Las cosas no cambiaron mucho en estos diez años, sigo siendo la amiga ebria que se acerca al grupo de chicos diciendo ‘le gustas a mi amiga’, pero ahora con una imagen femenina, aunque agresiva. Los tipos me registran, pero se callan, porque conmigo no se jode. Mis amigas siguen siendo hermosas, y en estos años me gustaron mucho varias también.
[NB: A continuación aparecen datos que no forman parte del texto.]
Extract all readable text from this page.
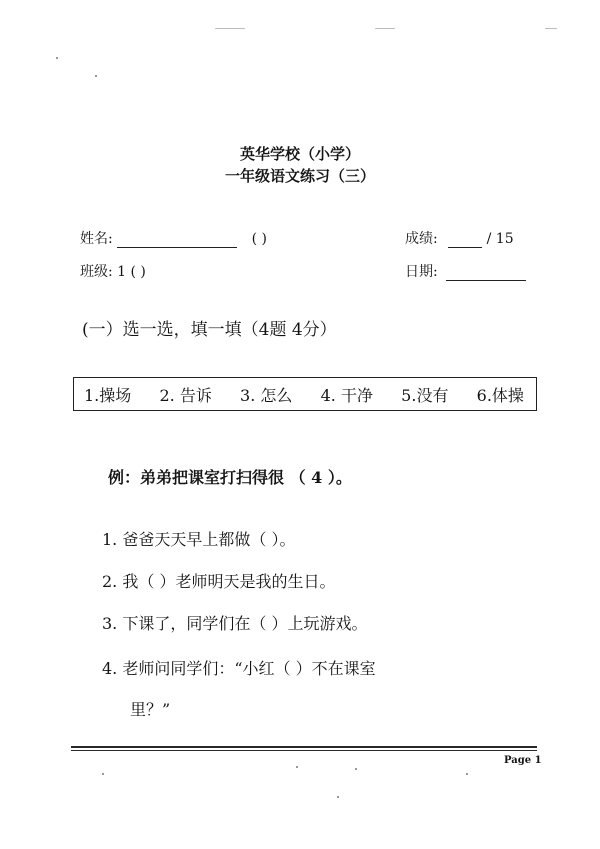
英华学校（小学）
一年级语文练习（三）
姓名:	( )	成绩:	/ 15
班级: 1 ( )	日期:
(一）选一选，填一填（4题 4分）
1.操场 2. 告诉 3. 怎么 4. 干净 5.没有 6.体操
例：弟弟把课室打扫得很 （ 4 ）。
1. 爸爸天天早上都做（ ）。
2. 我（ ）老师明天是我的生日。
3. 下课了，同学们在（ ）上玩游戏。
4. 老师问同学们：“小红（ ）不在课室
里？”
Page 1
Y de vez en cuando aparece un pibe que me da ganas de hacer las cosas bien, de manejarme como una persona normal y no como una bolita de ansiedad y autoimagen dañada. Pero no puedo evitar ver en él a todos los demás, charlar con él con perpetuo miedo a que me diga algo de una amiga y saber que ya no tengo mucho más que hacer. Sí, me deconstruyo todo lo que puedo en bocha de sentidos, y esto sigue pasándome a menudo, porque nadie es perfecto.
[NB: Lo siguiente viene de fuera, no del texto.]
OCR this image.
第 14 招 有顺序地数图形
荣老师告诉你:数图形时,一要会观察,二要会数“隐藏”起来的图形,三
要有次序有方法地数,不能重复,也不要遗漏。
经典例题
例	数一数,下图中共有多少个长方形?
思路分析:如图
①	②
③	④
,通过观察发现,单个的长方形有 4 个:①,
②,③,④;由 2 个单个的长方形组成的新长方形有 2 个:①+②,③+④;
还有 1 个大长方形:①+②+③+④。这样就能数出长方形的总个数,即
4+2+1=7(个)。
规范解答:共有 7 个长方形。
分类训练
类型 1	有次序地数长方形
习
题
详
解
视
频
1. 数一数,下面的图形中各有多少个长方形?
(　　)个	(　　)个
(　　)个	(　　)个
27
Eso es algo que estoy aprendiendo. Tengánme paciencia.

miércoles, 28 de septiembre de 2016

Feminasi Parade

Poco hombre, machito chiquitito, ridículo, boludo feministo. Mucho machete para estos machotes, mucho ruido de las pibas y sus garrotes, abandonamos barrotes por poner tu cabeza en la pica y en la iglesia provocar ardores. De qué la curtís, el mundo te queda grande, te pongo de rodillas y te condeno a arrastrarte. No podés parar esta lengua hipnótica, invito a las pibas a armarse y ser despóticas, ni un paso atrás, feminasi es mi retórica. Esclavo de tu propio pito, lógica masculina, llamo a huelga de falos caidos. Ridícula, loquita, asesina, histerica, puta! Rati de mierda, no se te cae una idea. Defendiendo tu derecho abusado hasta el privilegio, me decís 'hago lo que se me canta los huevos'. No sé de qué me hablas, tengo ovarios de dinosaurio y lo probé mucho antes de que vos aprendieras a mear parado. A tu novia le regalé libros y me dijo que te va a dejar, a tu mamá le dije que te ponga a lavar y la dejes de molestar. Prendo un canuto mechando tu barba intelectual, aburrido y pretencioso, chongo de manual. Tu CD suena a guitarra apalaeada, voz ronca rimando sobre minifaldas, la película con fémina protagonista que no habla y es amada, salvada, insultada y recuperada. Como la virgen María, ascendí a los cielos y le clavé lanzas a los falsos maestros, a los genios muertos, decidida a llenar su espacio de las insurrectas, las putas, las desclasadas y las poetas.

Puntos.

Es un ejercicio, que cuanto más sentís, más se hace vicio. Esperando entre el ruido de teléfonos, voces disonantes, yo floto, estoy aparte. Qué me hizo sentirme tan distinta, ¿tan duro fue el rechazo cuando era piba? mi cerebro es una naranja reseca, frágil territorio para el nacimiento de la hierba, pensamiento en nebulosa, Via Láctea organizando la métrica, peligrosa danza. No miro a los ojos y mi lengua se embota, no puedo expresarme y tengo rabia, frunzo los labios, chiquito agujerito por el que respiro y enjaulo a mi labia. La mirada punzante de gente que no entiende, me miran como la octava maravilla, o como a la peor de las suertes. Me dijeron que yo entera soy un accidente, que las sirenas suenan para mí cuando no sé dónde esconderme, que las caretas se caen por más que me ponga maquillaje, que siempre dominé el arte del lenguaje. Lloré tanto que me desperté en el piso, aullando por los demonios en sueños combatidos, cada día la misma batalla de estar vivo y de flotar entre las personas, siendo ejemplo de tiempo perdido. Muy egoísta para la casa, el auto y los hijos, muy miedosa para el compromiso, demasiado fiera para tu jaula y difícil de encasillar en tus pautas. No señor, yo camino hasta morir, yo sigo sola y es mejor así, yo solamente entiendo de resistir. Hoja al viento, flor de otra tierra, alergia, vivo siendo palmera. Sueño con el mar y el agua que me baña, con la sal en los ojos y en las palmas, mientras con el cuerpo en la arena me olvido, el mundo es tibio. Estampa de felicidad, las películas con mi viejo, las vidrieras con mi mamá, cuando el cielo estaba tan cerca que lo podía tocar. Crecí y me sentí disminuida en lo alto, tan sola en mi cima, a la derecha de Dios y abajo todo ruinas. Me recompuse, me expuse, me di y la peleé, luché por sentir que volvía a nacer, y ahora navego en el velero de mi ansiedad con aguas turbulentas, truculento pasado tras mis velas. El horizonte ahora que es de noche está más cerca, espero llegar a él cuando amanezca.